PHOENIX COMPANIES – RE-USE OF A COMPANY NAME AFTER LIQUIDATION, SECTION 216 INSOLVENCY ACT 1986

Written 14th May 2014 by Olliers Solicitors

In mythology, a phoenix is an immortal bird that, after death, bursts into flames and is reborn from those ashes; hence the expression “to rise like a phoenix from the ashes”. Within a business context a company that rises like a phoenix from the ashes is one that is reborn following liquidation.

Phoenix Companies

There is nothing wrong with phoenix companies in Manchester, however, since 1986 it has been illegal for a phoenix company to re-use the name of a company in liquidation (Section 216, Insolvency Act 1986).

The mischief that Section 216 wanted to address was the way directors of an insolvent company continued to trade with a phoenix company using an identical or almost identical name. To an outsider, particularly a client or customer, it would appear that the company has continued to trade as normal, oblivious to the fact that the original company has gone into liquidation.

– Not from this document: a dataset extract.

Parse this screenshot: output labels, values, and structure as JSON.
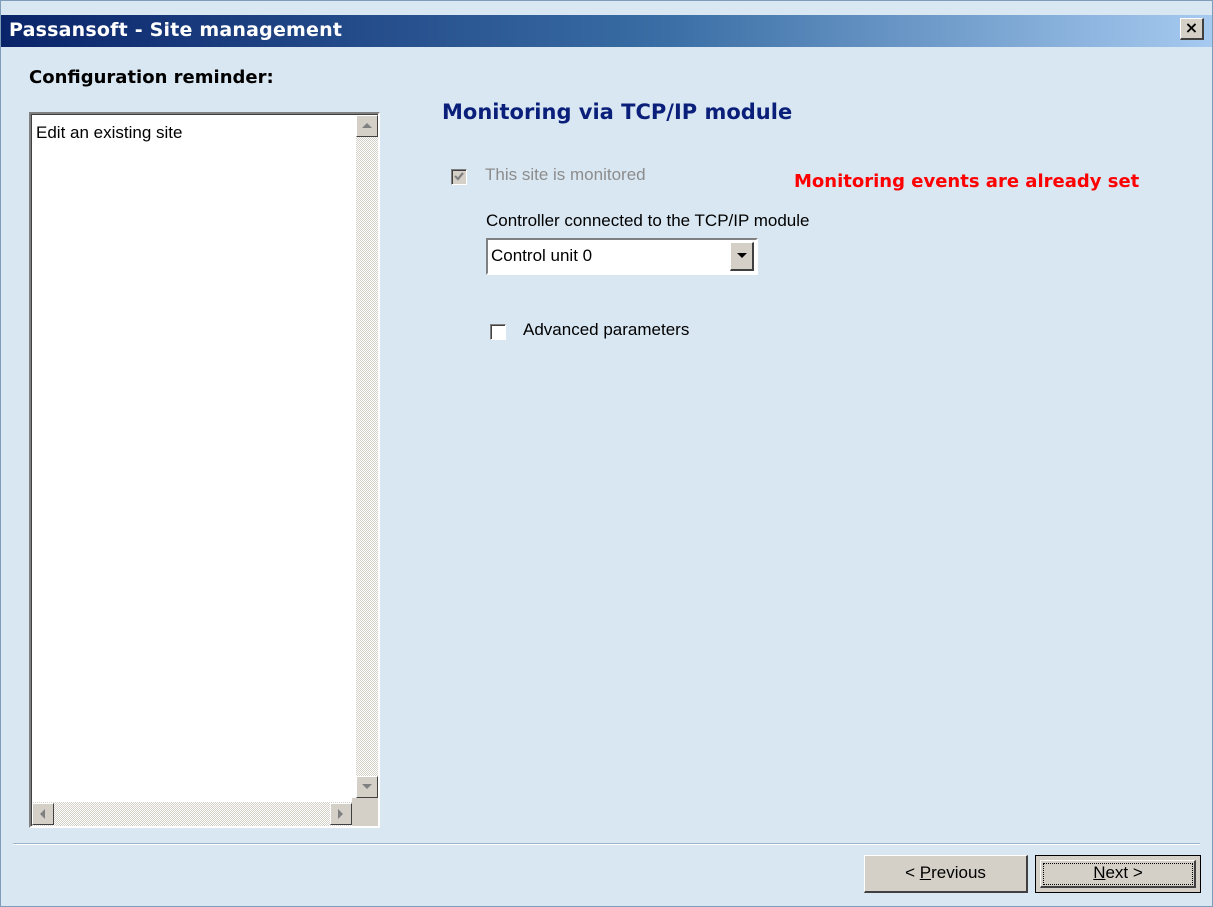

There are a number of losers in this situation. Firstly, the creditors of a company in liquidation will be left out of pocket whilst it is business as usual for the phoenix company directors and secondly, the debts of the old company are avoided but the goodwill is preserved. This may lull creditors of the phoenix company into a false sense of security over the track record of the business and it also unfairly damages the wider business community, the competition who carried on meeting all their debts, and the liabilities.

Insolvency Act 1986

Contravention of Section 216 of the Insolvency Act 1986 is a criminal offence. There are, however, certain circumstances in which a prohibited name can be used. They are as follows:

  1. Where the company in liquidation is sold by the liquidator. In these circumstances those acquiring the business can use the name, although appropriate notice needs to be given in The Gazette and also sent to all creditors known or whose names and addresses can be obtained through reasonable enquiries.
  2. Application to the Court to use the prohibited name can be made. This should be within 7 business days of the liquidation and runs for a period of 6 weeks from the date of the liquidation or until the Court decides whether to grant permission.
  3. The third exception is where there has been previous use of the name by another company or business. If this has gone on for a continuous period of 12 months up to the date of the liquidation, continued use of the name would not be a prohibition, even though the name was also used by the liquidated company.